# dPrune: Unsupervised Dataset Pruning Example with K-Means Clustering

This notebook demonstrates how to use the **KMeansCentroidDistanceScorer** in `dPrune`. This is a unsupervised pruning method that scores examples based on their distance to cluster centroids in embedding space. Variants of this method appear in the following papers:
1.  [Beyond neural scaling laws:
beating power law scaling via data pruning](https://arxiv.org/pdf/2206.14486)
2. [Self-Supervised Dataset Pruning for Efficient Training in Audio Anti-spoofing](https://www.isca-archive.org/interspeech_2023/azeemi23_interspeech.pdf)

## Key Concepts:
- **Unsupervised**: No external labels required for scoring. Some papers refer to this as a *self-supervised* pruning method as well.
- **Embedding-based**: Uses transformer model embeddings
- **Clustering**: Groups similar examples and measures distances to centroids
- **Distance scoring**: Examples closer to centroids get lower scores (more representative)
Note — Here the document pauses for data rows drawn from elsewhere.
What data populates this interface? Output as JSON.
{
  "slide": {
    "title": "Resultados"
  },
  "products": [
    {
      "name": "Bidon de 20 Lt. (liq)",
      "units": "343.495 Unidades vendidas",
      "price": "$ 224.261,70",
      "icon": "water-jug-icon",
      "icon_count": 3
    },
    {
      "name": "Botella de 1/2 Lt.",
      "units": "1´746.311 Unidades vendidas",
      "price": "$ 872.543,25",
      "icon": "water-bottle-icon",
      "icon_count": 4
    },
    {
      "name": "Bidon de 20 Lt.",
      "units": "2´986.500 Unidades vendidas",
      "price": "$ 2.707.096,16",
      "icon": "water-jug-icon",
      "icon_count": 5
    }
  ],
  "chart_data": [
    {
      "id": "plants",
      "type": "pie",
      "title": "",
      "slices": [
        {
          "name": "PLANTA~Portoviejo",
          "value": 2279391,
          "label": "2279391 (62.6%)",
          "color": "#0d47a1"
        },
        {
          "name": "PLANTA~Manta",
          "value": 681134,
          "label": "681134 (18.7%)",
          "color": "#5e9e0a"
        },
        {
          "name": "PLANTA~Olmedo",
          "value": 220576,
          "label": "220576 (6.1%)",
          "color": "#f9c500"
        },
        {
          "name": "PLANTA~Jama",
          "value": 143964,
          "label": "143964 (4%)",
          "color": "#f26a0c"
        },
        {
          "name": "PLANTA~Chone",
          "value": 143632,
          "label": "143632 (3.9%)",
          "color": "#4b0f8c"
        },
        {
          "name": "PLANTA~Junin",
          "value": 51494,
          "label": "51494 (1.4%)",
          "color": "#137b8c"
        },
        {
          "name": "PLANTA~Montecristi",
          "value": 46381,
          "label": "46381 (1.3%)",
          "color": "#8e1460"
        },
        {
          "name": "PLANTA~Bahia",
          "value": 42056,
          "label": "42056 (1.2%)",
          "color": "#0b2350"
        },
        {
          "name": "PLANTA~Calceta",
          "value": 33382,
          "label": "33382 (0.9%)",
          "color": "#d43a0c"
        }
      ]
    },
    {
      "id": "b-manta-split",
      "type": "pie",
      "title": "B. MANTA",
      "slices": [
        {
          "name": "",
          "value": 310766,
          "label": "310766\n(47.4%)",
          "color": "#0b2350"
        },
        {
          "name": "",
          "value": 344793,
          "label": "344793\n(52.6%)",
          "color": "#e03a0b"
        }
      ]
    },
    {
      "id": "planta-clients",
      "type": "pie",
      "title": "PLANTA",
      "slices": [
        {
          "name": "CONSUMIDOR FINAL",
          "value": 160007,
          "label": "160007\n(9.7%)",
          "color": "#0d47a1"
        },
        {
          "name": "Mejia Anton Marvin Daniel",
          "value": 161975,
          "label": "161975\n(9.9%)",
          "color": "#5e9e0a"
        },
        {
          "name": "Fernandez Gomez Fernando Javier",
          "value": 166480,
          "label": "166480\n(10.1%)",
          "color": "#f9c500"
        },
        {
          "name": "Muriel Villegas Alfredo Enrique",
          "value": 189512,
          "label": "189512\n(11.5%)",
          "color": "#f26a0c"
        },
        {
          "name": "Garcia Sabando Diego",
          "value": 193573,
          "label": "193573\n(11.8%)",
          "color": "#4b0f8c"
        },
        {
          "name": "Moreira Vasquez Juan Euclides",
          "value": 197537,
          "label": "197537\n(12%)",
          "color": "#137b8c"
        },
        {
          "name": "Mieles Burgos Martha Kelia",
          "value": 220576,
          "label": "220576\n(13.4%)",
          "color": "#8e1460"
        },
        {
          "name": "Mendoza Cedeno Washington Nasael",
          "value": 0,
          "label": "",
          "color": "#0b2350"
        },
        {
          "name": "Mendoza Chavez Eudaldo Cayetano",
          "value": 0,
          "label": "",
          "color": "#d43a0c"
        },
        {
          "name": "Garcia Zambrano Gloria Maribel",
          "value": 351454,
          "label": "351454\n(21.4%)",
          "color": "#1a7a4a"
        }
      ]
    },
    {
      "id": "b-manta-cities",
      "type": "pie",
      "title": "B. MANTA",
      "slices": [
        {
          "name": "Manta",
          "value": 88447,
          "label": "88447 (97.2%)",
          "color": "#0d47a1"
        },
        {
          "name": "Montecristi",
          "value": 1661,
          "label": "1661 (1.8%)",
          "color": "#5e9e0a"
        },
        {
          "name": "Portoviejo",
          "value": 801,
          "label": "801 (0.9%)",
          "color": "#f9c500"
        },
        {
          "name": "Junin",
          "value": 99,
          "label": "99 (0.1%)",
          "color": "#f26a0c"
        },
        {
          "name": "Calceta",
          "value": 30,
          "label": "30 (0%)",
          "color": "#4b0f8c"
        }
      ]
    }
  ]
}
## 1. Setup and Installation


In [None]:
# Install required packages if needed
# !pip install -e .[test]
!pip install transformers torch scikit-learn tqdm accelerate

!pip install -U datasets huggingface_hub fsspec

In [3]:
import torch
import numpy as np
import matplotlib.pyplot as plt
import seaborn as sns
from datasets import Dataset, load_dataset
from transformers import AutoTokenizer, AutoModel
from sklearn.decomposition import PCA
import random

from dprune.scorers.unsupervised import KMeansCentroidDistanceScorer, _get_embeddings
from dprune.pruners.selection import TopKPruner, BottomKPruner, StratifiedPruner
from dprune.pipeline import PruningPipeline


## 2. Load the Dataset

We'll load the emotion dataset for classification


In [11]:
# Load the TREC dataset from Hugging Face
from datasets import load_dataset
import random

dataset = load_dataset("dair-ai/emotion", split="train")

label_names = dataset.features['label'].names
print(f"Fine label categories: {label_names}")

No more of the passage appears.